Voilà pourtant ce que vous faites, ô riches, de l’homme votre semblable ! Vous ne lui laissez que la douleur pour aiguillon et conscience de sa misérable vie ! La terre, dites-vous, n’est peuplée que pour vos ravages ! Et vous moissonnez parmi les foules humaines avec une faucille d’or, les deux pieds dans le sang ! Et vous semez la mort avec les os des cadavres immolés à vos convoitises ! Et vous allez ainsi jusqu’au bout du sillon, ne trouvant jamais la graine trop abondante, ne vous fatiguant jamais de la recueillir et de la jeter au sol.

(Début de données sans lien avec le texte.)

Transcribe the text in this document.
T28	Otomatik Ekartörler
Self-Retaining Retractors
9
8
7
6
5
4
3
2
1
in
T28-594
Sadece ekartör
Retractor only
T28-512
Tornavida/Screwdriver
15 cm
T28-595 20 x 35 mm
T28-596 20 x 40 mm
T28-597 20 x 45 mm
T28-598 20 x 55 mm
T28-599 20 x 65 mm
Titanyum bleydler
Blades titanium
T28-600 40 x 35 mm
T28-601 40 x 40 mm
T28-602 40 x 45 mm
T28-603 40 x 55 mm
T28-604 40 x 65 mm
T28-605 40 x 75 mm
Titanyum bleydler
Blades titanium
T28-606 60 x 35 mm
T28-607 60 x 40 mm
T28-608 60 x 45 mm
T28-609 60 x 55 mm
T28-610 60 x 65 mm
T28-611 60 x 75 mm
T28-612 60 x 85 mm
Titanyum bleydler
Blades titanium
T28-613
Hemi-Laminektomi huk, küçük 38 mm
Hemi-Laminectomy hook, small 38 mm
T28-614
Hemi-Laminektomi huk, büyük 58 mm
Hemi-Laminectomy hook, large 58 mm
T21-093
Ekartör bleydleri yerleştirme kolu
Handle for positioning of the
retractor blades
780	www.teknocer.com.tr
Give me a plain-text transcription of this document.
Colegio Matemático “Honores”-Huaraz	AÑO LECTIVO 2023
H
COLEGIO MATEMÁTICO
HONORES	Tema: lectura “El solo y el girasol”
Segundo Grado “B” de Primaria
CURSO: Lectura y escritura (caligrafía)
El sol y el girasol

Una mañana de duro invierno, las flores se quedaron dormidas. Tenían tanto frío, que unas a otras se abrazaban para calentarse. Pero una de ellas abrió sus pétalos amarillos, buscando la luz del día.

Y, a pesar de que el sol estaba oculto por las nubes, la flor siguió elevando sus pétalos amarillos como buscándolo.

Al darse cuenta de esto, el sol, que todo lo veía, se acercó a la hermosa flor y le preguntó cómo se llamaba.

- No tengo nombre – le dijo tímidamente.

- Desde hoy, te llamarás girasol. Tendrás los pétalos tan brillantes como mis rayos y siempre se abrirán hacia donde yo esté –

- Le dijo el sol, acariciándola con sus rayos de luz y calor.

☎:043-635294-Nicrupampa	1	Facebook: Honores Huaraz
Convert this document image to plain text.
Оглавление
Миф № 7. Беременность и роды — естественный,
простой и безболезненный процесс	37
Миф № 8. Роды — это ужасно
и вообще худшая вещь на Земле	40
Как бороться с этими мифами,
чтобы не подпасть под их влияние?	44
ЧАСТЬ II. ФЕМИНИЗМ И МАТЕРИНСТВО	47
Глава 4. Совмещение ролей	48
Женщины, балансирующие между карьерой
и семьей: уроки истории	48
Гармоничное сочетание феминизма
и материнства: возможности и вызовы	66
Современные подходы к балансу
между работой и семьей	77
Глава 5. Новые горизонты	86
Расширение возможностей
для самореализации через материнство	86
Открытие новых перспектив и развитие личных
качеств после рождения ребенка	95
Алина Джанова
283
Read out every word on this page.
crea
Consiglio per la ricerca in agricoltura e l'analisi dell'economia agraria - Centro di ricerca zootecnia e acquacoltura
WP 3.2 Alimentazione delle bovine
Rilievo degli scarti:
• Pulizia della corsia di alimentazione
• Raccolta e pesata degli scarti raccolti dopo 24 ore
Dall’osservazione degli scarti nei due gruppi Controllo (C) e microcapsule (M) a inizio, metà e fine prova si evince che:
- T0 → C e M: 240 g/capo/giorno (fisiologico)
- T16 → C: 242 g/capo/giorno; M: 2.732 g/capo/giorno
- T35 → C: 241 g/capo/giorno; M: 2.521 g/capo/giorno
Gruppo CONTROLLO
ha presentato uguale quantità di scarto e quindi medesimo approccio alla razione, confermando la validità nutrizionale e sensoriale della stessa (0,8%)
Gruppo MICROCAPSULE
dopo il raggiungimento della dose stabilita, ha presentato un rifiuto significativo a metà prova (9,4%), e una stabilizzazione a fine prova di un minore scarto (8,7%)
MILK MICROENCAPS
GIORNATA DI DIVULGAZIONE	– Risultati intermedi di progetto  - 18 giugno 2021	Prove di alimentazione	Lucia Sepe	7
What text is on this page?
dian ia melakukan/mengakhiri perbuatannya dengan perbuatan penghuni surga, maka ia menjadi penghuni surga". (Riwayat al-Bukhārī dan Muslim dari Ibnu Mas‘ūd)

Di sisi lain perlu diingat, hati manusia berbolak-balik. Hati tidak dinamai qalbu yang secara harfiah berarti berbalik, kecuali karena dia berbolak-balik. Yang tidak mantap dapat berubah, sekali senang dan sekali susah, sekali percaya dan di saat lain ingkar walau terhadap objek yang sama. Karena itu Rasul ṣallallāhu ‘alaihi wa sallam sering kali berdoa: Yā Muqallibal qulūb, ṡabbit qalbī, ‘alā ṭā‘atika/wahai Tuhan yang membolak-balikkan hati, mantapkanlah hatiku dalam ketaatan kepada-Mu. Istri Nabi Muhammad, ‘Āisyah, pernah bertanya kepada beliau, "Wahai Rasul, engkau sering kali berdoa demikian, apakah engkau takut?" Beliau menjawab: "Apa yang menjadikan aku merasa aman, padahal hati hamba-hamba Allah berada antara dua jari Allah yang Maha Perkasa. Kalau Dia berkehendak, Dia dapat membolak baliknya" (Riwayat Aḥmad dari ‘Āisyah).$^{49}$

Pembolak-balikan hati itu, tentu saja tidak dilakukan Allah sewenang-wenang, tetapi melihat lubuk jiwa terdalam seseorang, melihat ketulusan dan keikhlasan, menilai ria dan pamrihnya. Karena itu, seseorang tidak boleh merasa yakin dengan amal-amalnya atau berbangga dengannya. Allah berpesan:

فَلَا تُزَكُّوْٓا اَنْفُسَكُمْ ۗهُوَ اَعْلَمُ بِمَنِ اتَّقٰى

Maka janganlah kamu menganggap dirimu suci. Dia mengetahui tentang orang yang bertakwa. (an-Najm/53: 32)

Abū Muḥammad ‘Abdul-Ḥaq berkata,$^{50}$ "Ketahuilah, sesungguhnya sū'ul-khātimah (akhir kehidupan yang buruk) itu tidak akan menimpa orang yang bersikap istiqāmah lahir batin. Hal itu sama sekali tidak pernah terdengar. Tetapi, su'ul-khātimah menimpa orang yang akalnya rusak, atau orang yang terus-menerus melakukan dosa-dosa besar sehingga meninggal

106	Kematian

Ne vous êtes-vous jamais demandé, par hasard, ce que deviennent le sang, la chair et l’âme qui disparaissent ? Ignorez-vous que l’être est immortel dans son essence, que le déshérité renaît sans cesse avec son oppresseur, qu’ils sont liés l’un à l’autre par les étroites chaînes d’une justice terrible ?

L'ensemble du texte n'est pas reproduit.